The demonstrators marched through the capital Lisbon with the Portuguese national flag and carried banners bearing slogans like, ‘Expulsion of immigrants who commit crimes’.

“We emigrated legally. That’s how it should happen in a developed country,” said Cecilia Guimaraes, who arrived in Portugal from Canada. She complained of a feeling of insecurity she says could be linked to foreign arrivals.

CHEGA party leader André Ventura said those who wanted to come to Portugal to work and contribute were welcome.

“Immigration cannot only be seen from the point of view of social welfare, it has to be seen in a drama that was discussed on the streets yesterday, the housing drama,” he said, referring to mass protests across the country on Saturday against unaffordable housing which many blame on immigration.

“If we let 15% of foreigners enter Portugal, there won’t be enough houses for everyone and there’s no point in pretending that there are because there aren’t.”

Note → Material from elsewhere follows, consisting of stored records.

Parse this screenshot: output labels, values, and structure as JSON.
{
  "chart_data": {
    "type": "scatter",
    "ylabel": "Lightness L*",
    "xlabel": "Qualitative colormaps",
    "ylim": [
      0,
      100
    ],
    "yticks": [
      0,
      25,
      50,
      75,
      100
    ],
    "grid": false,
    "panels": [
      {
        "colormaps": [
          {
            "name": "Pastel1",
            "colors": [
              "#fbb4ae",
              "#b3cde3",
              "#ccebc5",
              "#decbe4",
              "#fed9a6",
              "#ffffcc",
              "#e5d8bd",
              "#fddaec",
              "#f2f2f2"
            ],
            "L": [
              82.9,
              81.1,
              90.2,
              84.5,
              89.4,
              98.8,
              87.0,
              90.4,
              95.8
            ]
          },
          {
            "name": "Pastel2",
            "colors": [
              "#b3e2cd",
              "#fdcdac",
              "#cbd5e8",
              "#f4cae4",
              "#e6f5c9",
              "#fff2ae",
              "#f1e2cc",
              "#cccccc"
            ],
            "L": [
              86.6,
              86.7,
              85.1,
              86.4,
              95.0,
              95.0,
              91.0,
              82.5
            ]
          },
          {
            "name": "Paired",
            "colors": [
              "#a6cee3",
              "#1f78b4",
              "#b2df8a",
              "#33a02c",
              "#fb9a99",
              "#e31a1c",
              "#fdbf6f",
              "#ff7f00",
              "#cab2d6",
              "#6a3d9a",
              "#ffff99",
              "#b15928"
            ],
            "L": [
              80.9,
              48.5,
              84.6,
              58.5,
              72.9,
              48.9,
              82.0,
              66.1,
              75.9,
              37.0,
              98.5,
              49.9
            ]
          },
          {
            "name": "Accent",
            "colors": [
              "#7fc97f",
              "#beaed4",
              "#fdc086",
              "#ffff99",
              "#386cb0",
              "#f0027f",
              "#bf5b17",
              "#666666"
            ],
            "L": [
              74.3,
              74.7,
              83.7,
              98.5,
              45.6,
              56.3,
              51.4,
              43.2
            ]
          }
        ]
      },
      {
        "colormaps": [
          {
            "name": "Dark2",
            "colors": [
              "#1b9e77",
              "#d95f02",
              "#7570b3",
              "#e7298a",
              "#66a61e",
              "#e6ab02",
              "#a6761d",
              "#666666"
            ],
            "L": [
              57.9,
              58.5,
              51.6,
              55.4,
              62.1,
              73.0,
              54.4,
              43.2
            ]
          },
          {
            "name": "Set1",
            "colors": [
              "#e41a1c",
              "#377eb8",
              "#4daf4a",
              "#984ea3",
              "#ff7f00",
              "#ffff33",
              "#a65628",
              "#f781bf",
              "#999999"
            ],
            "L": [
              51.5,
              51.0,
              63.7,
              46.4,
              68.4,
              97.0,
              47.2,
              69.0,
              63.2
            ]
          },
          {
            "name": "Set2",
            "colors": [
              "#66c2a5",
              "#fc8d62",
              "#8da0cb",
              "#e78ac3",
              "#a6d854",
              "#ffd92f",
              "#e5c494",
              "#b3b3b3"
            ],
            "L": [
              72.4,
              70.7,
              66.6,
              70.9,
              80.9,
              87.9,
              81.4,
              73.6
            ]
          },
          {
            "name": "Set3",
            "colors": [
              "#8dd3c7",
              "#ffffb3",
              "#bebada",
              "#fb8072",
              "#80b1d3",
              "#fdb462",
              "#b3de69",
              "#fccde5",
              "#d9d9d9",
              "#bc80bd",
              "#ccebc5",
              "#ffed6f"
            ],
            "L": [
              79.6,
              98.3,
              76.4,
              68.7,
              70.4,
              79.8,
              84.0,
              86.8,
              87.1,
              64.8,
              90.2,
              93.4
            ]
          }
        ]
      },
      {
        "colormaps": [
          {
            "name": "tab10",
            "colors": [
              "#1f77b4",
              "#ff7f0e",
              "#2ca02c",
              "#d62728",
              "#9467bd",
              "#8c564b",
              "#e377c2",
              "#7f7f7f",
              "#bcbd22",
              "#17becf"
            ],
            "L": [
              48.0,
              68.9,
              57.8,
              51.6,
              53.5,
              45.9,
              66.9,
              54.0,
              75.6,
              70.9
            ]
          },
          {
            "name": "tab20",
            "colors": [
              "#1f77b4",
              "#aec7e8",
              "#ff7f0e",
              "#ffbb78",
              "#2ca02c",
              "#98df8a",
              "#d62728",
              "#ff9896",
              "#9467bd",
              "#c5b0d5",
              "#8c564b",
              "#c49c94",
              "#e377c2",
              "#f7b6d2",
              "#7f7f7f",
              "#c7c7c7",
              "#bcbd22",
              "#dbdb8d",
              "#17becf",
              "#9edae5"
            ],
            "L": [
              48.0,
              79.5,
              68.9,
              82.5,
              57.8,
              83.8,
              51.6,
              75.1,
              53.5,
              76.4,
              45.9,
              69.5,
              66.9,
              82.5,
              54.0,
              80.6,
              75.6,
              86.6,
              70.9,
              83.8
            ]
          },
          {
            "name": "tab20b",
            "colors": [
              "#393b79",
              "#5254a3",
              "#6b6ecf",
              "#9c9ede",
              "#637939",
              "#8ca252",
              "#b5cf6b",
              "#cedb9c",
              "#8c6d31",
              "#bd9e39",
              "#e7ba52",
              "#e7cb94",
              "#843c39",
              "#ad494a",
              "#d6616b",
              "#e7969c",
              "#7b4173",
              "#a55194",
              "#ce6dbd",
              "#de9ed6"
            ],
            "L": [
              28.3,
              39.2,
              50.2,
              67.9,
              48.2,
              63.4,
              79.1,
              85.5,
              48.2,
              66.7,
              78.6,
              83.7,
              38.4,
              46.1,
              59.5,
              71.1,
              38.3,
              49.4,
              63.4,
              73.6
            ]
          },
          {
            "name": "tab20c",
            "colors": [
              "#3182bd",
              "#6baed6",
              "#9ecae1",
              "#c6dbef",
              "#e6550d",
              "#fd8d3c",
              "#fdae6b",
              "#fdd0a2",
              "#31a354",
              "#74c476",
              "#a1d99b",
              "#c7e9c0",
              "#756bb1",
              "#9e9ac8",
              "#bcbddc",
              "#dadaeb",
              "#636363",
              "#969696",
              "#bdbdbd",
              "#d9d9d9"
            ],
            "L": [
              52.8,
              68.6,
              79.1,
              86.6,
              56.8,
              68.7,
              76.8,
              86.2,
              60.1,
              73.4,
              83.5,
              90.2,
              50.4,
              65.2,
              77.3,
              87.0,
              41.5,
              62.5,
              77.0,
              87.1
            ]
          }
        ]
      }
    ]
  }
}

Another lawmaker for CHEGA, Portugal’s third-largest political force, said Portugal and other European countries were unable to control entries, which created a “feeling of insecurity” because of unscreened arrivals.

Rui Afonso said that some European nations were ill-equipped to properly take in immigrants who were then sometimes “forced to live on the street and fall into crime”.

Tensions surfaced as the march approached working-class neighbourhoods with large immigrant populations.

Some protesters also engaged in a standoff with pro-immigration activists in favour of a Portugal open to foreigners.

Posters reading “No Portugal without immigrants” also covered walls and bus stops along the route of the march.

The number of foreigners living in Portugal jumped by more than 33% last year to more than one million, around one-tenth of the total population, according to the Agency for Integration, Migration and Asylum.

The centre-right governing coalition toughened the country’s migration policy in June.

It scrapped a measure allowing immigrants to apply for regularisation if they could prove they had been working for at least one year even if they had entered the country illegally.